Friday, March 16, 2007

Tempest in a Teapot

Over at the T&FN message boards, "TrackCEO" started a thread thusly:
Bubba Thornton's selection as U.S. men's coach for Beijing appears to confirm a bizarre story I heard several years ago that goes back to the fallout from the missed 100s debacle at Munich.

The story goes like this:

U.S. sprints coach Stan Wright took the fall for head coach Bill Bowerman letting two of our medal hopes -- Eddie Hart and Rey Robinson -- miss their 100-meter heats.

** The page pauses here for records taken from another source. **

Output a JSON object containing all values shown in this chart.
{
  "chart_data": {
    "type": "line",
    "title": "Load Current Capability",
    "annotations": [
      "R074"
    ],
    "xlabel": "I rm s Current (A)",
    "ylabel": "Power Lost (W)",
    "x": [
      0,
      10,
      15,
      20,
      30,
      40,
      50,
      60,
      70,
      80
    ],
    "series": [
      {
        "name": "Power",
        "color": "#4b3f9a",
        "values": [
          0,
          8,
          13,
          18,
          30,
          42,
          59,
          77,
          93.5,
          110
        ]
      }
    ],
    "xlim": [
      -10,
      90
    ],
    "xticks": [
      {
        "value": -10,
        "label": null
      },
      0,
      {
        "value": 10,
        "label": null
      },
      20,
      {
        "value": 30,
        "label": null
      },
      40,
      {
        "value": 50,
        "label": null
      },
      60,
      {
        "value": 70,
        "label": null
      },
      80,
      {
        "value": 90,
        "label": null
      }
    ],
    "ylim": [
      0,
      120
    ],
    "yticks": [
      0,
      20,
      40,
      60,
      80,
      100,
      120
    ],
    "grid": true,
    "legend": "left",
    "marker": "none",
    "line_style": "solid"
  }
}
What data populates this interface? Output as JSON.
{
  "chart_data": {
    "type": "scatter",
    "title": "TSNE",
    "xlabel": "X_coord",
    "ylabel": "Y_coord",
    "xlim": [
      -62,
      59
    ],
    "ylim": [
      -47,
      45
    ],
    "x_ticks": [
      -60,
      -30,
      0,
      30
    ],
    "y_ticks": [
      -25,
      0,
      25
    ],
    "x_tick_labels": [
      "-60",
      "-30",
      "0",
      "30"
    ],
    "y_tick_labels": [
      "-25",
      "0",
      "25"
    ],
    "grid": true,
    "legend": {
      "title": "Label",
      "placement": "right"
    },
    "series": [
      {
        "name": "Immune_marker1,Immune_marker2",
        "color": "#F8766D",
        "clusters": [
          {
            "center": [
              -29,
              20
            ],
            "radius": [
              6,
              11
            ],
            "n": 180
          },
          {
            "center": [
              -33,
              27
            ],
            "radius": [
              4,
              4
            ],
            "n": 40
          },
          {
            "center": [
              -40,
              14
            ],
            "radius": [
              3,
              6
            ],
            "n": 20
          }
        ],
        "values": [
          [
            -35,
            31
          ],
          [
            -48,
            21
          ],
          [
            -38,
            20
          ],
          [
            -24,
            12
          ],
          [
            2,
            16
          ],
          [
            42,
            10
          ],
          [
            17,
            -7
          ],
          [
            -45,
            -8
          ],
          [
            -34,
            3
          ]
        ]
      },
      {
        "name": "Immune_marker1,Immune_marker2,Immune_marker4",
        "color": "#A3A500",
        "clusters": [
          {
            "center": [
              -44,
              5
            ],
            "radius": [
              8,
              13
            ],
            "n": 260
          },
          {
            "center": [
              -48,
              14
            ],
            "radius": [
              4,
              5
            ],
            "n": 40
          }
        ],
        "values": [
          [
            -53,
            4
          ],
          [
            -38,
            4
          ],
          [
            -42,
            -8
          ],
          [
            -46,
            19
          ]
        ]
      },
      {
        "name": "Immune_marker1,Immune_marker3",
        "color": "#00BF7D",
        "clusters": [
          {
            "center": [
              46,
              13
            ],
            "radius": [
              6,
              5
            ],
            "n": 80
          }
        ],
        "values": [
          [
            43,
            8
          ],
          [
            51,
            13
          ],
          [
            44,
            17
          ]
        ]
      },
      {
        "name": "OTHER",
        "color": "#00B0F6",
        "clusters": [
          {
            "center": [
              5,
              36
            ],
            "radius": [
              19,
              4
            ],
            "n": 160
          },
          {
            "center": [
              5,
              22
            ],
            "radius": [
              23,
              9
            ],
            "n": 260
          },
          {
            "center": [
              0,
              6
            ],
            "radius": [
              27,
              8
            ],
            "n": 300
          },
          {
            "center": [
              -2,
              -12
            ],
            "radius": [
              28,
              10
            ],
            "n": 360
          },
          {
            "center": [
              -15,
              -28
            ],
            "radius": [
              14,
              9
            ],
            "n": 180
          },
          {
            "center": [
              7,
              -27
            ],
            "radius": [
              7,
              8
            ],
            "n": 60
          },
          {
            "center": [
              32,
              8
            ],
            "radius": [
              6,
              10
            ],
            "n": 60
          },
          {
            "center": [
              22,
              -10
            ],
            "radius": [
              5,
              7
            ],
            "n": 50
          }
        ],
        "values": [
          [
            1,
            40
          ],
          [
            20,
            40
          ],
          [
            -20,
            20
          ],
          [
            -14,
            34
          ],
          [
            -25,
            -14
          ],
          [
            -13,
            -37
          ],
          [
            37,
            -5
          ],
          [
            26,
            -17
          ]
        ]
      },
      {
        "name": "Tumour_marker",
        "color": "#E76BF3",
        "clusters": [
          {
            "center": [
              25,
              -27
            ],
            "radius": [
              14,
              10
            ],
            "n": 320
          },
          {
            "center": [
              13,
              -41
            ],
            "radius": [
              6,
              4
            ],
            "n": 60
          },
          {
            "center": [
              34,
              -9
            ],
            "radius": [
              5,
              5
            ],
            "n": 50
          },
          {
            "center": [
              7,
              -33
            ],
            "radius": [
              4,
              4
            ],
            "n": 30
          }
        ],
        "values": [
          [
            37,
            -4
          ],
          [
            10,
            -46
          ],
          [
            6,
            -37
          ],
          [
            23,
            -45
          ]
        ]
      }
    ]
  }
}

The incident is recounted here:
http://apse.dallasnews.com/contest/2002/writing/over250/over250.enterprise.second6a.html

According to my source -- a former world-class sprinter, who is black -- an understanding was reached after Munich that every other U.S. men's Olympic track coach would be black. This would be the payoff for Wright's willingness to be the scapegoat in the incident -- and subject to Howard Cosell's legendary grilling on TV.
The problem with TrackCEO's story is the back-to-back white Olympic coaches in 1988 and 1992. Other than that, it in fact has alternated since 1972.

The rest of the readership at T&FN got very negative towards even discussing race as a factor in selection of Olympic coaches, calling it racist and insulting. My observation is that nobody really cares who the Olympic coach is anyway (well, these people do, but they might literally be the only ones in the world who care aside from the coaches up for selection), and so getting upset about this pointless. But also, I don't see much to get outraged about. Could the story be true? Yes, but it almost certainly isn't. Is it racist to merely wonder whether it could true or not? Not from where I stand.

Me, I'm a little more plugged in to the black person's view of race than most white people (ours was the only white family in the neighborhood when I was in high school). In my experience it's a purely white phenomenon to reject outright the possibility that race plays a factor in decision making, as others know from personal experience that it occassionally does enter into people's minds even in the best of circumstances (and USATF is hardly run by the nation's best and brightest).

And then there's this, from "guru":
But as far as [TrackCEO's] ridiculous assertion(which can't even be supported by FACTS), it insults both the sport and its black coaches. (emphasis added)
Why does it insult the black coaches specifically? If it does, it would be necessary to assume they got their positions merely because of a quota system. This would also necessitate an assumption that black coaches deserved less than half the head coaching jobs, whereas it's entirely possible that white coaches are the ones who deserved less than half the jobs and therefore got special treatment. Remember, the source of the story is black, so calling it an outright racist idea might be a bit over the top.

One of my favorite schticks on The Colbert Report is the host's insistence that he doesn't see race and can't tell if people are black or white. It exposes the ridiculousness of misguided attempts to ignore something that is clearly still of tremendous importance in the USA. It's not that we shouldn't pretend that race doesn't exist or even that it doesn't matter to people. It's there, and it's not going away. The question we must face is what are we going to do about it?